The Padres need a long-term solution to their pitching staff and they just made a great first step.
San Diego Padres v Milwaukee Brewers
San Diego Padres v Milwaukee Brewers / John Fisher/GettyImages

To the shock of no one, the San Diego Padres losing Blake Snell, Seth Lugo, and Michael Wacha to free agency this offseason has created some rotation issues heading into 2024. San Diego has done a reasonably good job of rebuilding the bullpen, but the starting staff certainly needs some immediate help. However, one thing that's absolutely certain is that if the Padres are truly committed to shrinking their payroll, finding long-term sustainability of the entire pitching staff is going to have to be a priority.

The Padres do have some help coming from the minor leagues, but several of their top pitching prospects are still a few years away and some of the guys at the upper levels could use some extra seasoning before they are ready for the big stage. Finding some short-term solutions would be fine for now, but the Padres need to put these guys in their talent pipeline in the best position to succeed.

Fortunately, it looks like the team is making some strong strides to make that happen. In conjunction with Point Loma Nazarene University, the Padres have opened a pitching lab that will focus on biomechanics and other aspects of pitching that should, in theory, really help San Diego get the most out of their arms going forward.

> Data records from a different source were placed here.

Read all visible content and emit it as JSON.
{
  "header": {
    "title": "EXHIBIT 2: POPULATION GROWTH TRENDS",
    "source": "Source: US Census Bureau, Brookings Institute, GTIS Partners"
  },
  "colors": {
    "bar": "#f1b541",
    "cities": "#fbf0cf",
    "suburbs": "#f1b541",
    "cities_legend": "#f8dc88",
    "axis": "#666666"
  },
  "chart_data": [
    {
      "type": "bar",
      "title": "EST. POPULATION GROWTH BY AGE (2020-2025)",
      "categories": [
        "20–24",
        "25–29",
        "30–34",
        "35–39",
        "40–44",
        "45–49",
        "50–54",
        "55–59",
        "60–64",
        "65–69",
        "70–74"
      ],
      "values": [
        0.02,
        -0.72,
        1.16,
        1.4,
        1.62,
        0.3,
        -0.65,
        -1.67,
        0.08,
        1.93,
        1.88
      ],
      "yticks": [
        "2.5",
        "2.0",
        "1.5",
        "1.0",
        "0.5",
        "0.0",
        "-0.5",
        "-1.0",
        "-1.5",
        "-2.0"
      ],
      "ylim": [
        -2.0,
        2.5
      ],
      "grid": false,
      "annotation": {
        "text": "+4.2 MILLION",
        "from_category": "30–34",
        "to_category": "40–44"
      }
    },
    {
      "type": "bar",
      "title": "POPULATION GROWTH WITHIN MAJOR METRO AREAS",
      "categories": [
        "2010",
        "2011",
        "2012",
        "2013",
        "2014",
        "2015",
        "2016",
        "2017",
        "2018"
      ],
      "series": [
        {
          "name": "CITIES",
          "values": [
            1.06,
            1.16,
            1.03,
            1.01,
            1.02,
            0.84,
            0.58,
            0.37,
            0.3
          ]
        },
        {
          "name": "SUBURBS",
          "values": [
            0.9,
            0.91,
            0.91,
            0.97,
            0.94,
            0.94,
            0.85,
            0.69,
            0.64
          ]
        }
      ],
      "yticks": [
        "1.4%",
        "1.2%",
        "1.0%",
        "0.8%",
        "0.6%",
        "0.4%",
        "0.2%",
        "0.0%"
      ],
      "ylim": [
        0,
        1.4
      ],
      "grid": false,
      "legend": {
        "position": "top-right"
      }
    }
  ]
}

San Diego's new state-of-the-art pitching lab is a massive long-term boost

The idea behind this new pitching lab is simple. Having trained professionals that understand biomechanics and how the body moves and generates force should allow the Padres to get valuable information on not only the adjustments their current players should make to improve, but help further understand the types of pitchers they should be bringing aboard.

The type of work being done here isn't new to the game of baseball. Front offices have long looked hard at different types of deliveries and whether or not a guy's mechanics could make them injury-prone. In more recent years, a number of teams have invested more into the study of biomechanics to not only target the big issues with pitchers, but to make smaller adjustments to throwing mechanics to get incremental gains that can lead to increased velocity, improved command, and reduce fatigue. At the end of the day, the goal remains the same: to keep pitchers on the field and to help them succeed.

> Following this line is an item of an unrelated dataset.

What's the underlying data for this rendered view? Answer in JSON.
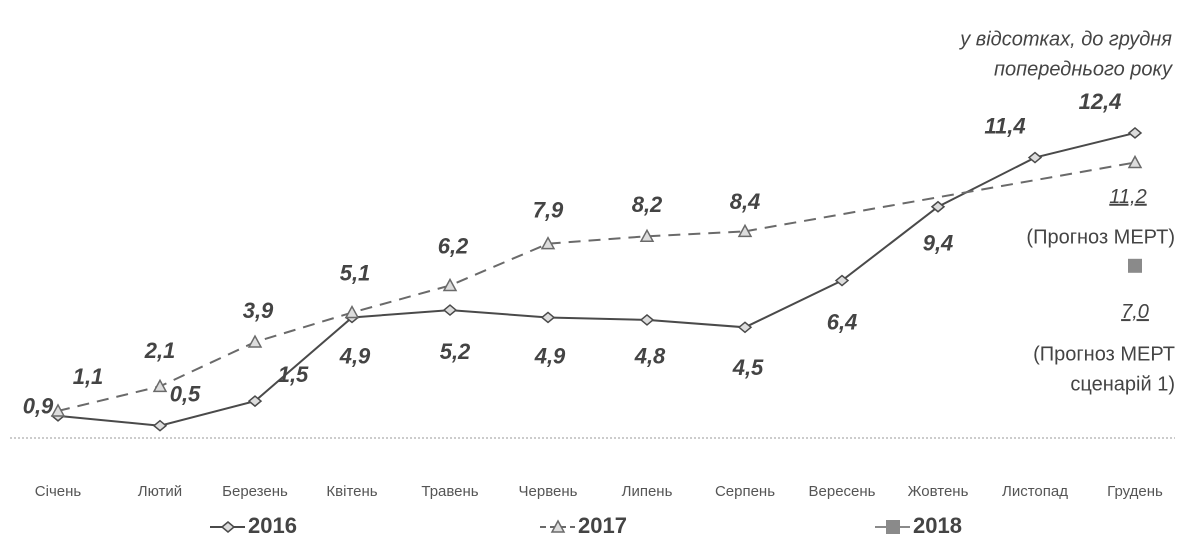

Where the Padres' approach is most unique, though, is with how much they are clearly investing in this lab and the partnership with actual biomechanics researchers. San Diego has been working with PLNU for several years now, but this is a major step forward in that partnership and is proof that the organization is a fan of the work they have done thus far.

Given that the Padres' pitching staff last season (a big chunk of whom are now gone) tied for major league lead in ERA at 3.73, it is hard to argue with the results. The only question is whether they can keep it up or even improve as time goes on with this new lab fully established.